I like parties, shopping, make-up, baking, and, of course, art.

I'm also a mod on the cupcake mafia forum, and love forums because they bring new ideas and opinions to light.

I am here because I want some inspiration and tips on make-up and fashion!

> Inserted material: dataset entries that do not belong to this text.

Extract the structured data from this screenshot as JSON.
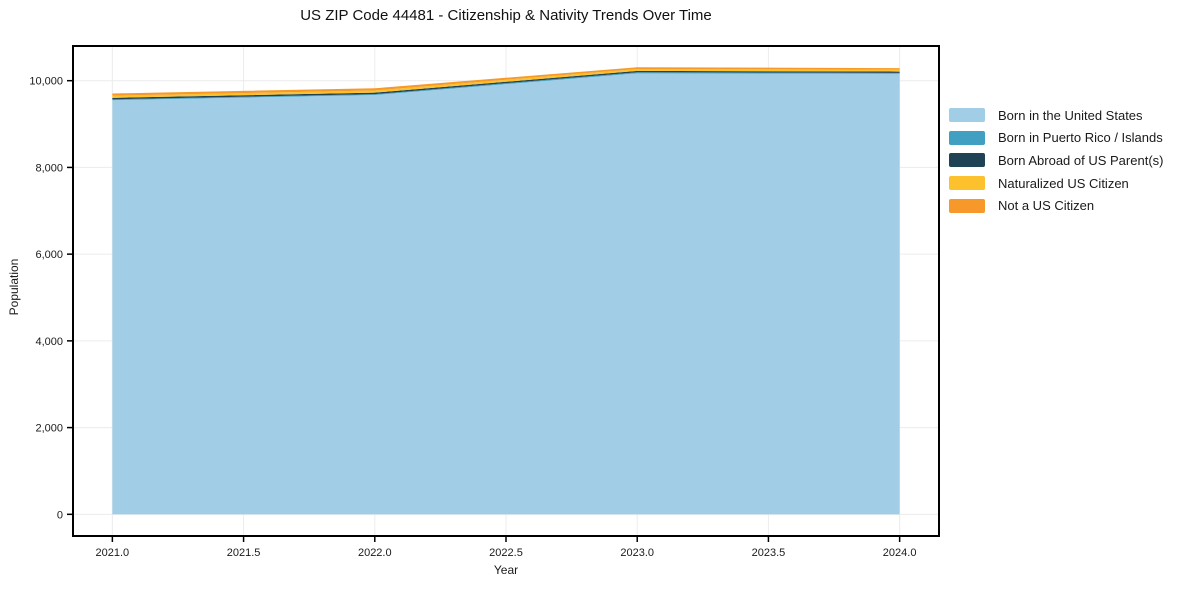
{
  "chart_data": {
    "type": "area",
    "stacked": true,
    "title": "US ZIP Code 44481 - Citizenship & Nativity Trends Over Time",
    "xlabel": "Year",
    "ylabel": "Population",
    "x": [
      2021,
      2022,
      2023,
      2024
    ],
    "series": [
      {
        "name": "Born in the United States",
        "color": "#a1cee6",
        "values": [
          9550,
          9670,
          10170,
          10160
        ]
      },
      {
        "name": "Born in Puerto Rico / Islands",
        "color": "#41a0c2",
        "values": [
          20,
          20,
          25,
          20
        ]
      },
      {
        "name": "Born Abroad of US Parent(s)",
        "color": "#1f4254",
        "values": [
          35,
          35,
          30,
          30
        ]
      },
      {
        "name": "Naturalized US Citizen",
        "color": "#fcc12d",
        "values": [
          50,
          50,
          45,
          45
        ]
      },
      {
        "name": "Not a US Citizen",
        "color": "#f7992a",
        "values": [
          50,
          50,
          40,
          35
        ]
      }
    ],
    "xlim": [
      2020.85,
      2024.15
    ],
    "ylim": [
      -500,
      10800
    ],
    "xticks": [
      2021.0,
      2021.5,
      2022.0,
      2022.5,
      2023.0,
      2023.5,
      2024.0
    ],
    "xtick_labels": [
      "2021.0",
      "2021.5",
      "2022.0",
      "2022.5",
      "2023.0",
      "2023.5",
      "2024.0"
    ],
    "yticks": [
      0,
      2000,
      4000,
      6000,
      8000,
      10000
    ],
    "ytick_labels": [
      "0",
      "2,000",
      "4,000",
      "6,000",
      "8,000",
      "10,000"
    ],
    "grid": true,
    "legend_position": "right-outside",
    "frame_color": "#000000",
    "grid_color": "#ececec"
  }
}
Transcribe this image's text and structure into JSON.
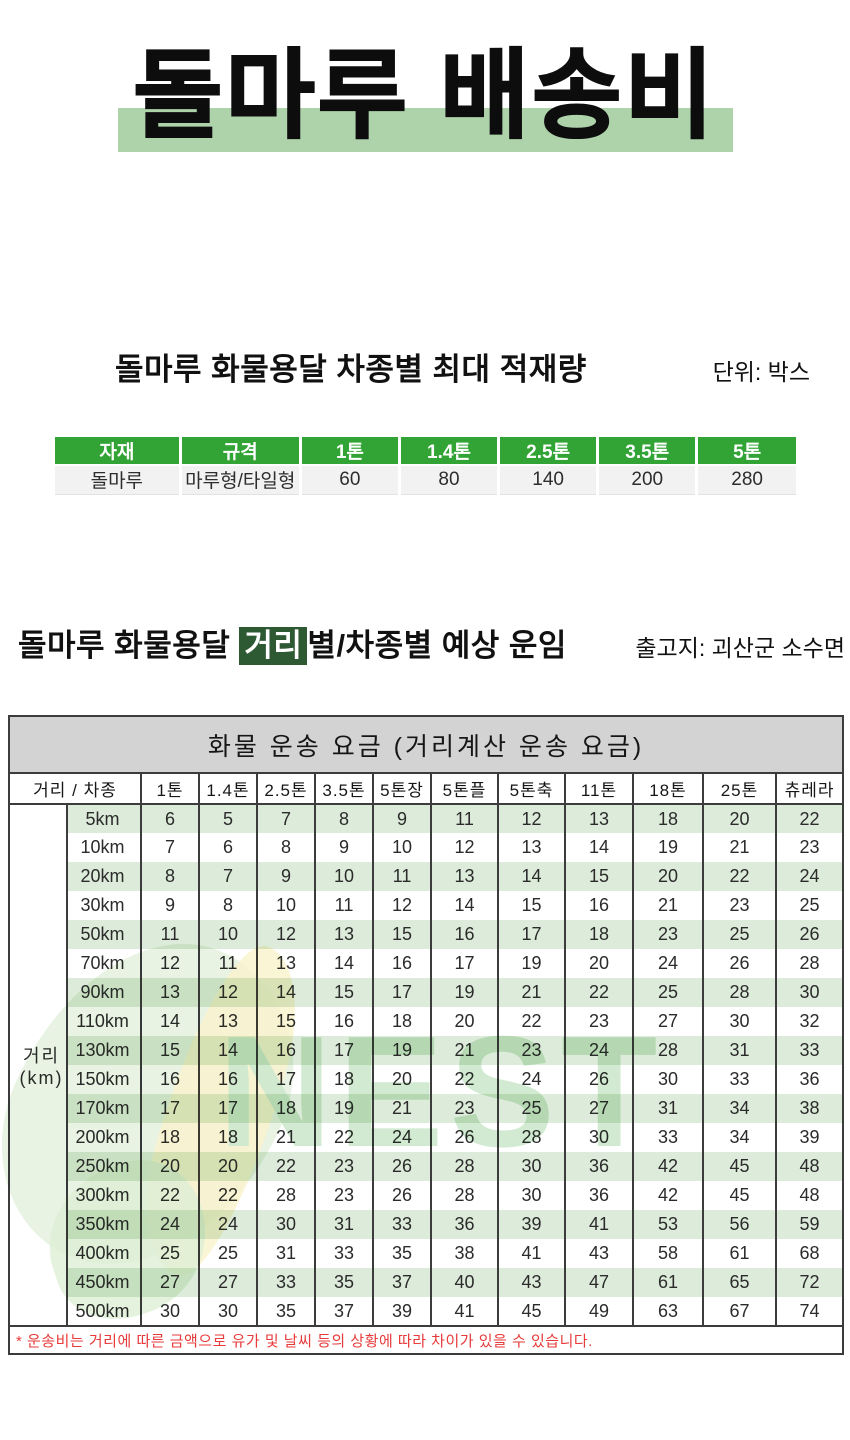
{
  "page_title": "돌마루 배송비",
  "capacity_section": {
    "title": "돌마루 화물용달 차종별 최대 적재량",
    "unit_label": "단위: 박스",
    "table": {
      "headers": [
        "자재",
        "규격",
        "1톤",
        "1.4톤",
        "2.5톤",
        "3.5톤",
        "5톤"
      ],
      "rows": [
        [
          "돌마루",
          "마루형/타일형",
          "60",
          "80",
          "140",
          "200",
          "280"
        ]
      ]
    }
  },
  "fare_section": {
    "title_prefix": "돌마루 화물용달 ",
    "title_highlight": "거리",
    "title_suffix": "별/차종별 예상 운임",
    "origin_label": "출고지: 괴산군 소수면",
    "table": {
      "title": "화물 운송 요금 (거리계산 운송 요금)",
      "corner_header": "거리 / 차종",
      "axis_label_line1": "거리",
      "axis_label_line2": "(km)",
      "vehicle_headers": [
        "1톤",
        "1.4톤",
        "2.5톤",
        "3.5톤",
        "5톤장",
        "5톤플",
        "5톤축",
        "11톤",
        "18톤",
        "25톤",
        "츄레라"
      ],
      "rows": [
        {
          "distance": "5km",
          "fares": [
            6,
            5,
            7,
            8,
            9,
            11,
            12,
            13,
            18,
            20,
            22
          ]
        },
        {
          "distance": "10km",
          "fares": [
            7,
            6,
            8,
            9,
            10,
            12,
            13,
            14,
            19,
            21,
            23
          ]
        },
        {
          "distance": "20km",
          "fares": [
            8,
            7,
            9,
            10,
            11,
            13,
            14,
            15,
            20,
            22,
            24
          ]
        },
        {
          "distance": "30km",
          "fares": [
            9,
            8,
            10,
            11,
            12,
            14,
            15,
            16,
            21,
            23,
            25
          ]
        },
        {
          "distance": "50km",
          "fares": [
            11,
            10,
            12,
            13,
            15,
            16,
            17,
            18,
            23,
            25,
            26
          ]
        },
        {
          "distance": "70km",
          "fares": [
            12,
            11,
            13,
            14,
            16,
            17,
            19,
            20,
            24,
            26,
            28
          ]
        },
        {
          "distance": "90km",
          "fares": [
            13,
            12,
            14,
            15,
            17,
            19,
            21,
            22,
            25,
            28,
            30
          ]
        },
        {
          "distance": "110km",
          "fares": [
            14,
            13,
            15,
            16,
            18,
            20,
            22,
            23,
            27,
            30,
            32
          ]
        },
        {
          "distance": "130km",
          "fares": [
            15,
            14,
            16,
            17,
            19,
            21,
            23,
            24,
            28,
            31,
            33
          ]
        },
        {
          "distance": "150km",
          "fares": [
            16,
            16,
            17,
            18,
            20,
            22,
            24,
            26,
            30,
            33,
            36
          ]
        },
        {
          "distance": "170km",
          "fares": [
            17,
            17,
            18,
            19,
            21,
            23,
            25,
            27,
            31,
            34,
            38
          ]
        },
        {
          "distance": "200km",
          "fares": [
            18,
            18,
            21,
            22,
            24,
            26,
            28,
            30,
            33,
            34,
            39
          ]
        },
        {
          "distance": "250km",
          "fares": [
            20,
            20,
            22,
            23,
            26,
            28,
            30,
            36,
            42,
            45,
            48
          ]
        },
        {
          "distance": "300km",
          "fares": [
            22,
            22,
            28,
            23,
            26,
            28,
            30,
            36,
            42,
            45,
            48
          ]
        },
        {
          "distance": "350km",
          "fares": [
            24,
            24,
            30,
            31,
            33,
            36,
            39,
            41,
            53,
            56,
            59
          ]
        },
        {
          "distance": "400km",
          "fares": [
            25,
            25,
            31,
            33,
            35,
            38,
            41,
            43,
            58,
            61,
            68
          ]
        },
        {
          "distance": "450km",
          "fares": [
            27,
            27,
            33,
            35,
            37,
            40,
            43,
            47,
            61,
            65,
            72
          ]
        },
        {
          "distance": "500km",
          "fares": [
            30,
            30,
            35,
            37,
            39,
            41,
            45,
            49,
            63,
            67,
            74
          ]
        }
      ],
      "footnote": "* 운송비는 거리에 따른 금액으로 유가 및 날씨 등의 상황에 따라 차이가 있을 수 있습니다."
    }
  },
  "watermark": {
    "text": "NEST"
  },
  "colors": {
    "accent_green": "#32a436",
    "band_green": "#aed3ab",
    "highlight_dark_green": "#2e5a33",
    "stripe_green": "#ddecda",
    "titlebar_gray": "#d3d3d3",
    "border_dark": "#3c3c3c",
    "note_red": "#e83a3a"
  }
}
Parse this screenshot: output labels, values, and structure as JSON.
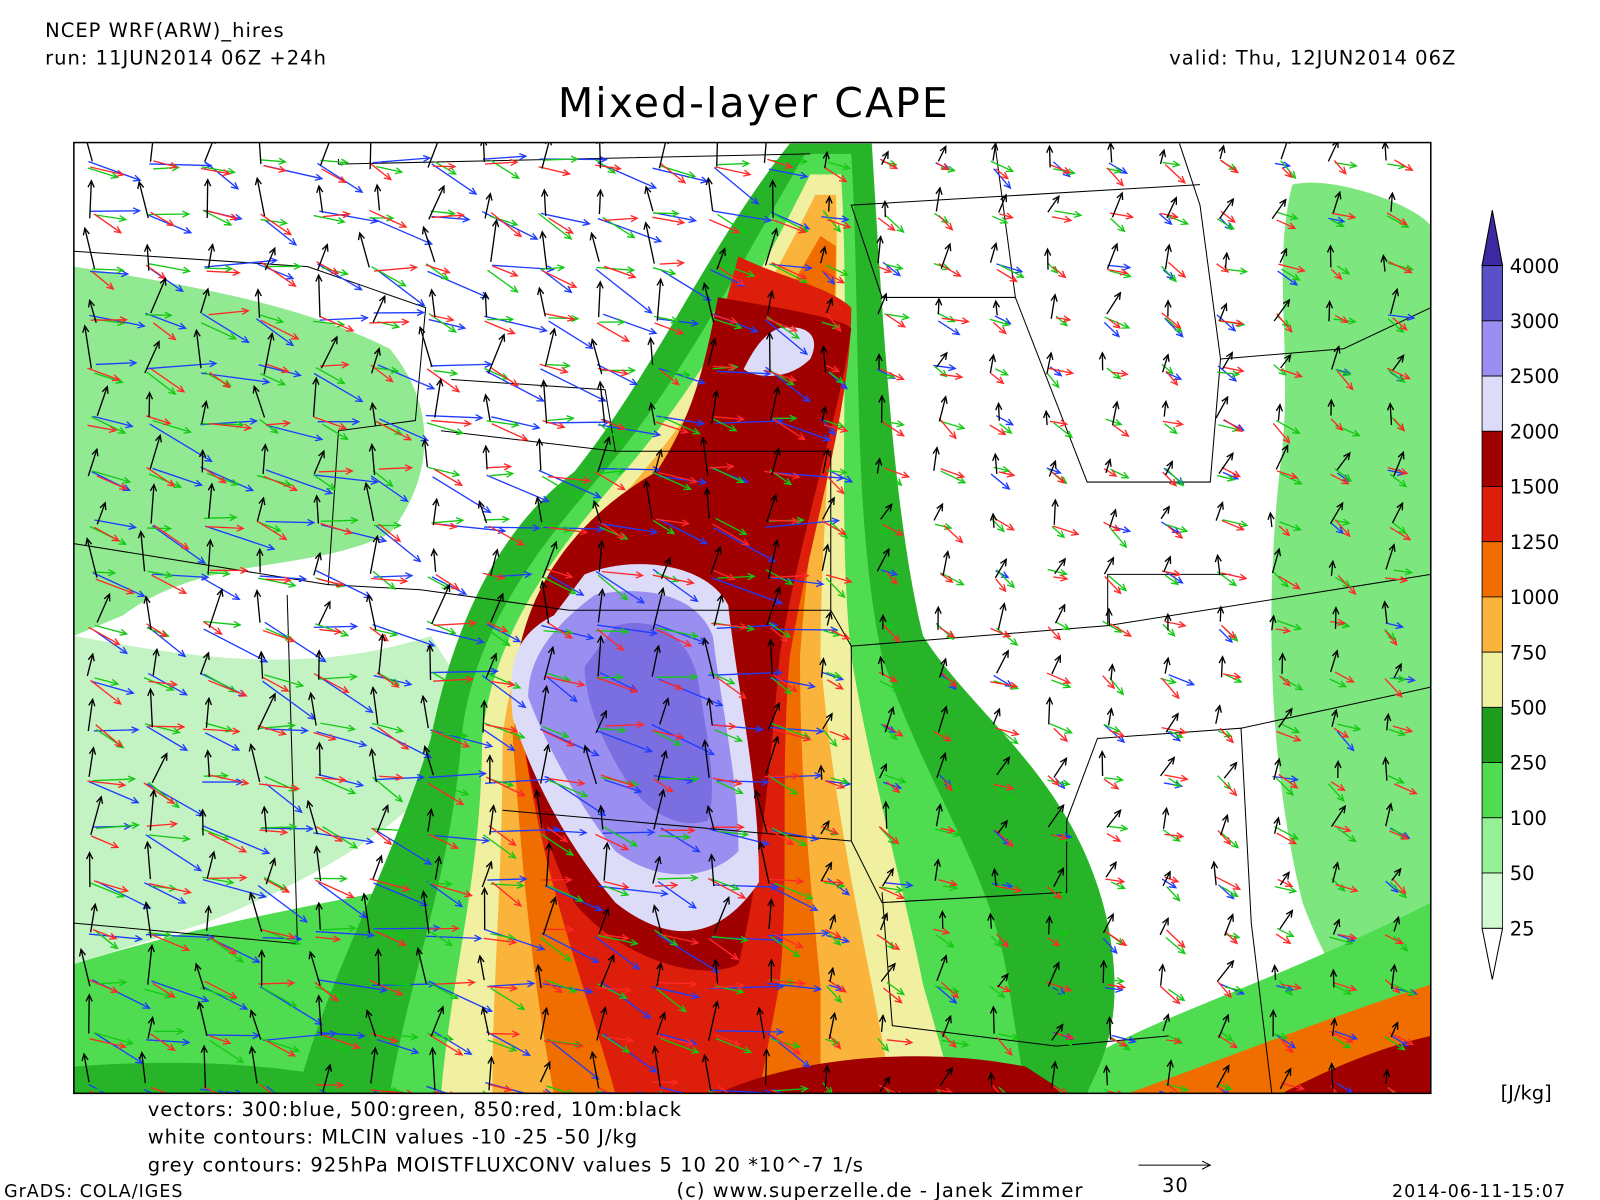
{
  "header": {
    "model": "NCEP WRF(ARW)_hires",
    "run": "run: 11JUN2014 06Z +24h",
    "valid": "valid: Thu, 12JUN2014 06Z",
    "title": "Mixed-layer CAPE"
  },
  "colorbar": {
    "labels": [
      4000,
      3000,
      2500,
      2000,
      1500,
      1250,
      1000,
      750,
      500,
      250,
      100,
      50,
      25
    ],
    "unit": "[J/kg]"
  },
  "footer": {
    "legend": [
      "vectors: 300:blue, 500:green, 850:red, 10m:black",
      "white contours: MLCIN values -10 -25 -50 J/kg",
      "grey contours: 925hPa MOISTFLUXCONV values 5 10 20 *10^-7 1/s"
    ],
    "vector_scale": "30",
    "grads": "GrADS: COLA/IGES",
    "credit": "(c) www.superzelle.de - Janek Zimmer",
    "timestamp": "2014-06-11-15:07"
  }
}
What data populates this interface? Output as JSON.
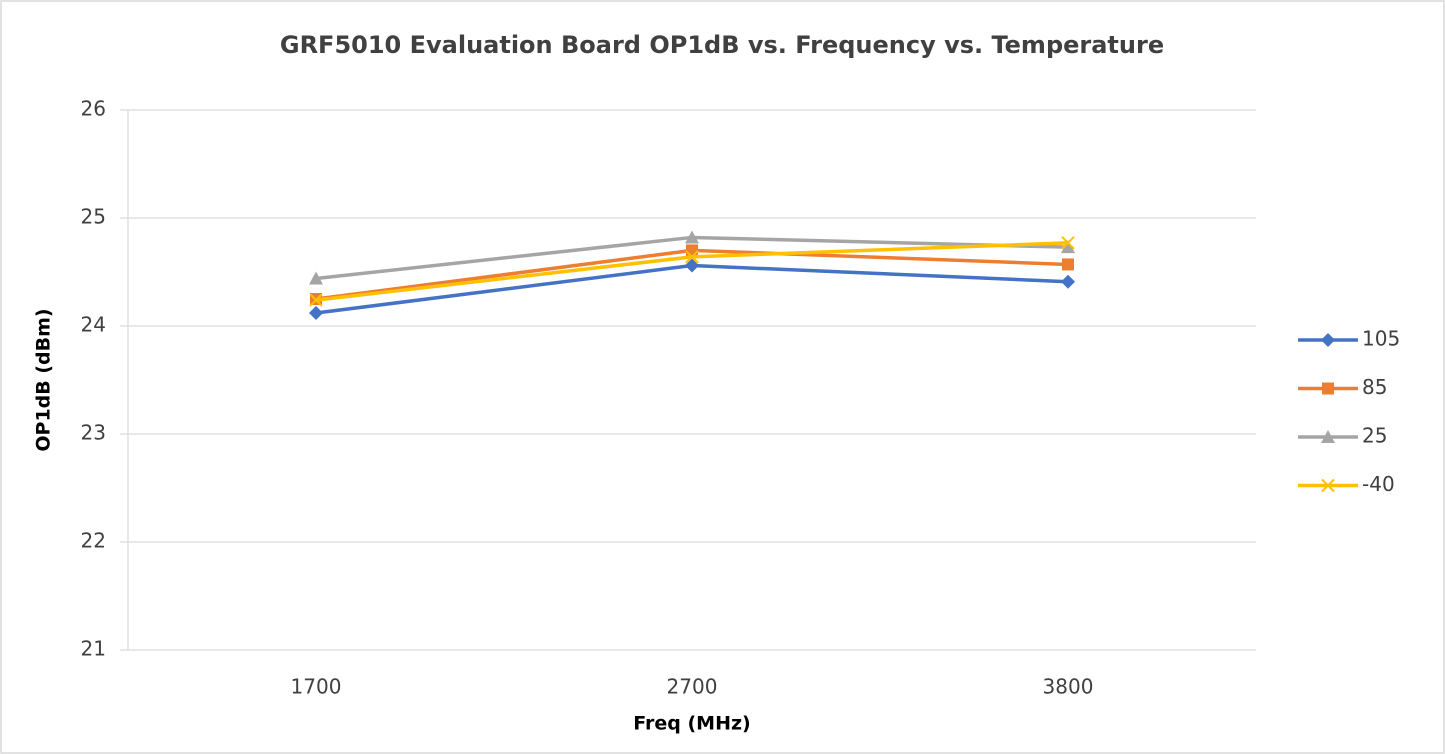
{
  "chart_data": {
    "type": "line",
    "title": "GRF5010 Evaluation Board OP1dB vs. Frequency vs. Temperature",
    "x_label": "Freq (MHz)",
    "y_label": "OP1dB (dBm)",
    "categories": [
      "1700",
      "2700",
      "3800"
    ],
    "series": [
      {
        "name": "105",
        "color": "#4472c4",
        "marker": "diamond",
        "values": [
          24.12,
          24.56,
          24.41
        ]
      },
      {
        "name": "85",
        "color": "#ed7d31",
        "marker": "square",
        "values": [
          24.25,
          24.7,
          24.57
        ]
      },
      {
        "name": "25",
        "color": "#a5a5a5",
        "marker": "triangle",
        "values": [
          24.44,
          24.82,
          24.73
        ]
      },
      {
        "name": "-40",
        "color": "#ffc000",
        "marker": "x",
        "values": [
          24.24,
          24.64,
          24.77
        ]
      }
    ],
    "ylim": [
      21,
      26
    ],
    "yticks": [
      21,
      22,
      23,
      24,
      25,
      26
    ],
    "grid": true,
    "legend": "right"
  }
}
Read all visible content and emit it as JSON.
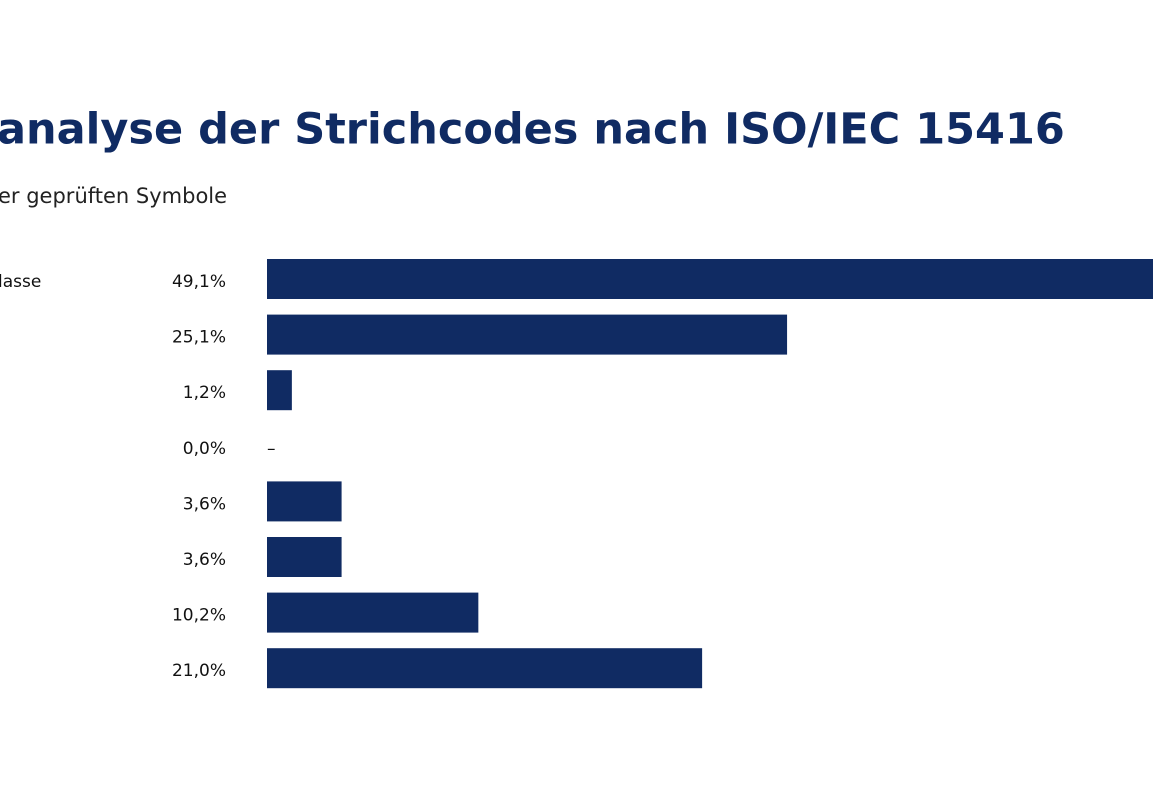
{
  "chart_data": {
    "type": "hbar",
    "title": "analyse der Strichcodes nach ISO/IEC 15416",
    "subtitle": "er geprüften Symbole",
    "categories": [
      "lasse",
      null,
      null,
      null,
      null,
      null,
      null,
      null
    ],
    "values": [
      49.1,
      25.1,
      1.2,
      0.0,
      3.6,
      3.6,
      10.2,
      21.0
    ],
    "value_labels": [
      "49,1%",
      "25,1%",
      "1,2%",
      "0,0%",
      "3,6%",
      "3,6%",
      "10,2%",
      "21,0%"
    ],
    "annotations": [
      "–"
    ],
    "color": "#102b63"
  }
}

yeahhh, any questions, please, ask. =)

xx


----------



## Lipglass*Lover* (Apr 3, 2008)




----------



## glam8babe (Apr 3, 2008)

welcome 
	

	
	
		
		

		
		
	


	




 where abouts do you live?


----------



## tooniee (Apr 3, 2008)

Hey thanks, and in Cornwall, yeah, the wild west... ha! what about you? =)


----------



## glam8babe (Apr 3, 2008)

kool im from near newcastle
ur gonna love specktra


----------



## tooniee (Apr 3, 2008)

oh cool! and thanks, i'm loving it already =P


----------



## Juneplum (Apr 3, 2008)




----------



## AndyLuvsMAC (Apr 7, 2008)

welcome!!


----------



## kimmy (Apr 8, 2008)

welcome! and happy early birthday.


----------



## gardersee (Oct 8, 2008)

Cheers


----------



## Lialani (Nov 22, 2008)

Aloha!


----------



## TamiChoi (Nov 23, 2008)




----------



## melliquor (Nov 29, 2008)




----------